Nguyen flette le braccia per sollevarsi; il legaccio della medaglietta, rimasta incastrata nella grata, gli solca la nuca. Si tende, bloccandolo a terra; si spezza, quando Nguyen si solleva con uno strattone, e la medaglietta scivola in un interstizio della pavimentazione.
Piove, nell’abitacolo; gocce calde pungono la divisa di Nguyen, scivolano sul logo stelliforme delle Gilde, infittendosi. Il colpo deve aver incrinato i tubi dell’impianto di sussistenza vitale; una breccia si è aperta, la pressione preme, i bulloni saltano; la condensa si amalgama con il sudore freddo mentre Nguyen artiglia il sedile e lo rivolge verso la console, sedendosi.

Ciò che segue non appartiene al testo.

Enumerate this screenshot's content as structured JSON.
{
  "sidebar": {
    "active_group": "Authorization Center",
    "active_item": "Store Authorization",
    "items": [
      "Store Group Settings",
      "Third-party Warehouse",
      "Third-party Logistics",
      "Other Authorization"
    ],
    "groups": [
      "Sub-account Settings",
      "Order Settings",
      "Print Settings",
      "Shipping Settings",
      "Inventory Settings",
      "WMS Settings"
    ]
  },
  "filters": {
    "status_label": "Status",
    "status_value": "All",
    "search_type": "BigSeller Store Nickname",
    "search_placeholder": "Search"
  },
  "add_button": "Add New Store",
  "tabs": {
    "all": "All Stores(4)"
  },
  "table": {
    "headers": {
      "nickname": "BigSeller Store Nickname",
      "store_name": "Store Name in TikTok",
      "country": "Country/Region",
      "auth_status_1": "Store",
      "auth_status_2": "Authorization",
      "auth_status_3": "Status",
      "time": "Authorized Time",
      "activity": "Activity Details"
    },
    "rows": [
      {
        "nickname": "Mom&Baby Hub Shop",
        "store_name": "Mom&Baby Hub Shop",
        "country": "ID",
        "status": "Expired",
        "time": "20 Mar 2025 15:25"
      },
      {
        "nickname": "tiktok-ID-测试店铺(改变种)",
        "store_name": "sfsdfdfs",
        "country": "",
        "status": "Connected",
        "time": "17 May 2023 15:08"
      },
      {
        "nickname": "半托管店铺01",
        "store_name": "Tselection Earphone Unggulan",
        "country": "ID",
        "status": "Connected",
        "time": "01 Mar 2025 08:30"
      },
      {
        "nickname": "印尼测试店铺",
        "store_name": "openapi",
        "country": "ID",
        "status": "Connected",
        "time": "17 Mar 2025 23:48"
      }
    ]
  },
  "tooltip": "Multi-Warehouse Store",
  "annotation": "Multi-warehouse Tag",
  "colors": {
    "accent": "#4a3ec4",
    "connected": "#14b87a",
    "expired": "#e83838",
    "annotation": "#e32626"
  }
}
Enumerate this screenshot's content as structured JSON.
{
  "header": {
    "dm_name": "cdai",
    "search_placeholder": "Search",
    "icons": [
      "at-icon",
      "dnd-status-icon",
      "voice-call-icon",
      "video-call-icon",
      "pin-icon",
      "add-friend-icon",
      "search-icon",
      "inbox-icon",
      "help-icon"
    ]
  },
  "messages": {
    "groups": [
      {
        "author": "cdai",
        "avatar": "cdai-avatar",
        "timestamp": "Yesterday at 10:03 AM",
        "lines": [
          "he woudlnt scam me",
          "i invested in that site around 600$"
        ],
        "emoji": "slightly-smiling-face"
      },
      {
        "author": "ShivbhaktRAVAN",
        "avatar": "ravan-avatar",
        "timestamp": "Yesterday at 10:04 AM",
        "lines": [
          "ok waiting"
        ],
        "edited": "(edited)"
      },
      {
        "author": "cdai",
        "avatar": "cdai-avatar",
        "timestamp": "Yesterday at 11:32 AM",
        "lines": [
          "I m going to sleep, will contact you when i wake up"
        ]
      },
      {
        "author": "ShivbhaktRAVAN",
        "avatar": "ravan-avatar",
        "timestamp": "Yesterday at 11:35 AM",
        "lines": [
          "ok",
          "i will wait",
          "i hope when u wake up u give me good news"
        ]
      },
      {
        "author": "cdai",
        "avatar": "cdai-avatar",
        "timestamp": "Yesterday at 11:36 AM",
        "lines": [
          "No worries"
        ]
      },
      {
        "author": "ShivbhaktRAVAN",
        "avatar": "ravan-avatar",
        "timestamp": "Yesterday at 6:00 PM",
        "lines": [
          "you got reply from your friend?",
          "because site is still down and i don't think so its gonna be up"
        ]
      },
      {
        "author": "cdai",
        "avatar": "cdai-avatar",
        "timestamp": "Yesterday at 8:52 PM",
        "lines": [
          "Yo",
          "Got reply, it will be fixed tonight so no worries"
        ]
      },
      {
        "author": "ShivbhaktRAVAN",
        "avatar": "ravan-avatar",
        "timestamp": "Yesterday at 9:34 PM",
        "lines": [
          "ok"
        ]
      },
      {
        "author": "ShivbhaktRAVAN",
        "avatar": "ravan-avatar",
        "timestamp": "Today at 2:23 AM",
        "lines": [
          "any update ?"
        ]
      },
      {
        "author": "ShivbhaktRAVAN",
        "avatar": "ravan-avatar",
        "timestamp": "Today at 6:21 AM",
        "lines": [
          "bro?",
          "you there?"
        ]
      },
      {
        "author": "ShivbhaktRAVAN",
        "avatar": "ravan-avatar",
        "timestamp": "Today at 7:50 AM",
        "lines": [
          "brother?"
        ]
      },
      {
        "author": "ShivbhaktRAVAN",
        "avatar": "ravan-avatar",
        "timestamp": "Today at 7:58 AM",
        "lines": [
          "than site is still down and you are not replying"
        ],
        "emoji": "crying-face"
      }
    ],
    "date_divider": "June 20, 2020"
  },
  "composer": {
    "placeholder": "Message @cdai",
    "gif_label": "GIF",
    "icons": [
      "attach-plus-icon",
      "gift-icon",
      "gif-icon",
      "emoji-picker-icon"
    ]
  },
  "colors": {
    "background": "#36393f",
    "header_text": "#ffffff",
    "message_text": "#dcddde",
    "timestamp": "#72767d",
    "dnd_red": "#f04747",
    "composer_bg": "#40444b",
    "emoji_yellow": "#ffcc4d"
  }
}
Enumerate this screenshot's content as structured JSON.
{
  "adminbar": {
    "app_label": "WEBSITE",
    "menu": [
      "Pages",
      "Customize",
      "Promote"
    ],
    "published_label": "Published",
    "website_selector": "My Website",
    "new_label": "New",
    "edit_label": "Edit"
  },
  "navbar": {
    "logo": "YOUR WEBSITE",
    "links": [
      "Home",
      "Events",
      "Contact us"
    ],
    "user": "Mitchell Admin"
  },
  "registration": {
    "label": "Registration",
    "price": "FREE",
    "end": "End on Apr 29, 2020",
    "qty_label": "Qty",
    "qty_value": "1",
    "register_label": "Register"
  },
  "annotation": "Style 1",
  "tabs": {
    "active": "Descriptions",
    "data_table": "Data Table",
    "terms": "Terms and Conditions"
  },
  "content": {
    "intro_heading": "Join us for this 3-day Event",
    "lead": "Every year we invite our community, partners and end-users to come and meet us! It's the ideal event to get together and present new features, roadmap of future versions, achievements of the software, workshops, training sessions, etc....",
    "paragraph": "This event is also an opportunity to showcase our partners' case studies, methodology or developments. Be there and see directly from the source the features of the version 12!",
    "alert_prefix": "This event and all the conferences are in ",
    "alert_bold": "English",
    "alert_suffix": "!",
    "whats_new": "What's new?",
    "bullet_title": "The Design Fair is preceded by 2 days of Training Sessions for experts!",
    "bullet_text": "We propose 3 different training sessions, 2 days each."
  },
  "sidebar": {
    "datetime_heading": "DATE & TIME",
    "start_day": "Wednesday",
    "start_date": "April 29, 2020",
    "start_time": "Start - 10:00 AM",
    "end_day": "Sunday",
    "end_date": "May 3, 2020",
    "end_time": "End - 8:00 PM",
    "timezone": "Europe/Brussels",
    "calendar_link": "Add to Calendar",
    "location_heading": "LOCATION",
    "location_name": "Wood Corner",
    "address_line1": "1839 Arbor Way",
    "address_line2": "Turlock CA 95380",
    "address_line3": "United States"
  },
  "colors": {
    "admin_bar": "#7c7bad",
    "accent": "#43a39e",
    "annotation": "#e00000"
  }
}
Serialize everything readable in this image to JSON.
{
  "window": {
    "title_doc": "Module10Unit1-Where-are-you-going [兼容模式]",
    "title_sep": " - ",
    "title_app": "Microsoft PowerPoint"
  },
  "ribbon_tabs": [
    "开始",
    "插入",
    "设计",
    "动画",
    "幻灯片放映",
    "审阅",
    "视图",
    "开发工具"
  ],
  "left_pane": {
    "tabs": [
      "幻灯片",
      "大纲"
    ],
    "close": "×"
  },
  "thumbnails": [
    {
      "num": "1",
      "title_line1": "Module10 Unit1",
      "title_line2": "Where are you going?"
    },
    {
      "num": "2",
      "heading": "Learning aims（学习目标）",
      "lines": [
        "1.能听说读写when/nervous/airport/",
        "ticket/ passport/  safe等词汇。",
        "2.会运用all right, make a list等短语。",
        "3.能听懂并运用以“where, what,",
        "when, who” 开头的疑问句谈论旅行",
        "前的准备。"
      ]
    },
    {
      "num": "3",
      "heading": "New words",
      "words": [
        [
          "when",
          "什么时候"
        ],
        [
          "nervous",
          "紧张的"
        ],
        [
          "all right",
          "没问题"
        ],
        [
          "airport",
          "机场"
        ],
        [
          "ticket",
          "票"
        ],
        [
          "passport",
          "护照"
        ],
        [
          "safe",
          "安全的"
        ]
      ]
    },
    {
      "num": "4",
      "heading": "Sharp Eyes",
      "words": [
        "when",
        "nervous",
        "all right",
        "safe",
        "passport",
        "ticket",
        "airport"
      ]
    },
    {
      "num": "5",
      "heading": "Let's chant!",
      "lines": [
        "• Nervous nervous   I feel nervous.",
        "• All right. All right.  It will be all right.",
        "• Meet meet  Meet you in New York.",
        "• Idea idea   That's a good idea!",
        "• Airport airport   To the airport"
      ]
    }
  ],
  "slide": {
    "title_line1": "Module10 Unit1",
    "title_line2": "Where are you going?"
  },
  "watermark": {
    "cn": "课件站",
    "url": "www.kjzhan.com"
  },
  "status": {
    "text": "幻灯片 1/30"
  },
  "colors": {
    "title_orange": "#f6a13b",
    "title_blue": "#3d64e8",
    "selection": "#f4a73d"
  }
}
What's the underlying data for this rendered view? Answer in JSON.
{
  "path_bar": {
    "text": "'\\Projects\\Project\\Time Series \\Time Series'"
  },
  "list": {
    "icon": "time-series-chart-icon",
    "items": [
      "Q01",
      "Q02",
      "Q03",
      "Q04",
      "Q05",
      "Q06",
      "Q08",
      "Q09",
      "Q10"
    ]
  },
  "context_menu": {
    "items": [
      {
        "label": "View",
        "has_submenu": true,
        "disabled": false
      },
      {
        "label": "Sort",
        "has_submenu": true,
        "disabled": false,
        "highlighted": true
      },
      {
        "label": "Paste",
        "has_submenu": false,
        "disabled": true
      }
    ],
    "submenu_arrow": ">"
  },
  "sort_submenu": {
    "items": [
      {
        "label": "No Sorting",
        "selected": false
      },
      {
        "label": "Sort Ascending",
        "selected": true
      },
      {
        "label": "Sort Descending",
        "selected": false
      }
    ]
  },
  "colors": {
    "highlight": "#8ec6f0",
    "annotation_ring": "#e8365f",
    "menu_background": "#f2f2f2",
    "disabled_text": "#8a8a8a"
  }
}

Il canale delle comunicazioni è chiuso, una richiesta in attesa: Madre Macchina lo sta chiamando, Madre Macchina la Misericordiosa; Madre Macchina gli chiede di rispondere, spegnere i cannoni, seguire i pod e andare incontro al proprio destino. Verrà graziato, il traditore?
Un cane che impara a tradire il padrone è condannato a non avere più padroni. Verrà abbattuto, pubblicamente, per mostrare a cosa si va incontro tradendo la Madre? Gli sarà concessa una prigionia a vita, esistenza innocua con un guinzaglio corto? Nguyen impugna i comandi e se stesso, ed espira.

Sopra: l’Universo. Quello delle Gilde e di Madre Macchina, di realtà contrapposte come immagini ai due lati dello specchio; Nguyen ha visto entrambe, conosciuto entrambe, servito entrambe, tradito entrambe. Per entrambe si è condotto nelle pieghe dello spazio conosciuto, Argonauta sempre pronto a partire alla ricerca del Vello d’Oro.
Un Argonauta sa che ciò che conta non è la meta, né la direzione.
Il tempo degli Argonauti è morto.
Un Argonauta sa che ciò che conta è muoversi nel tempo.
Da tempo.
Anche se non esiste più direzione – o se quella che esiste non ha una rotta tracciabile.
Sopra, e tutt’attorno: i pod di Madre Macchina lanciano il loro ultimatum. Che si arrenda, il traditore, o diverrà parte delle nubi inorganiche di cui è fatta Terra.
Sotto: dove Nguyen deve andare.
Abbandonata l’Idea, ripudiata la Vita offerta da Madre Macchina, ora è veramente libero di scegliere.
Libero.
Spegne i cannoni e azzera i comandi. I pod abbassano le armi, le spire si stringono amichevoli. Toglie energia ai motori e va, inerte contro la forza di gravità, incontro al Grande Nulla.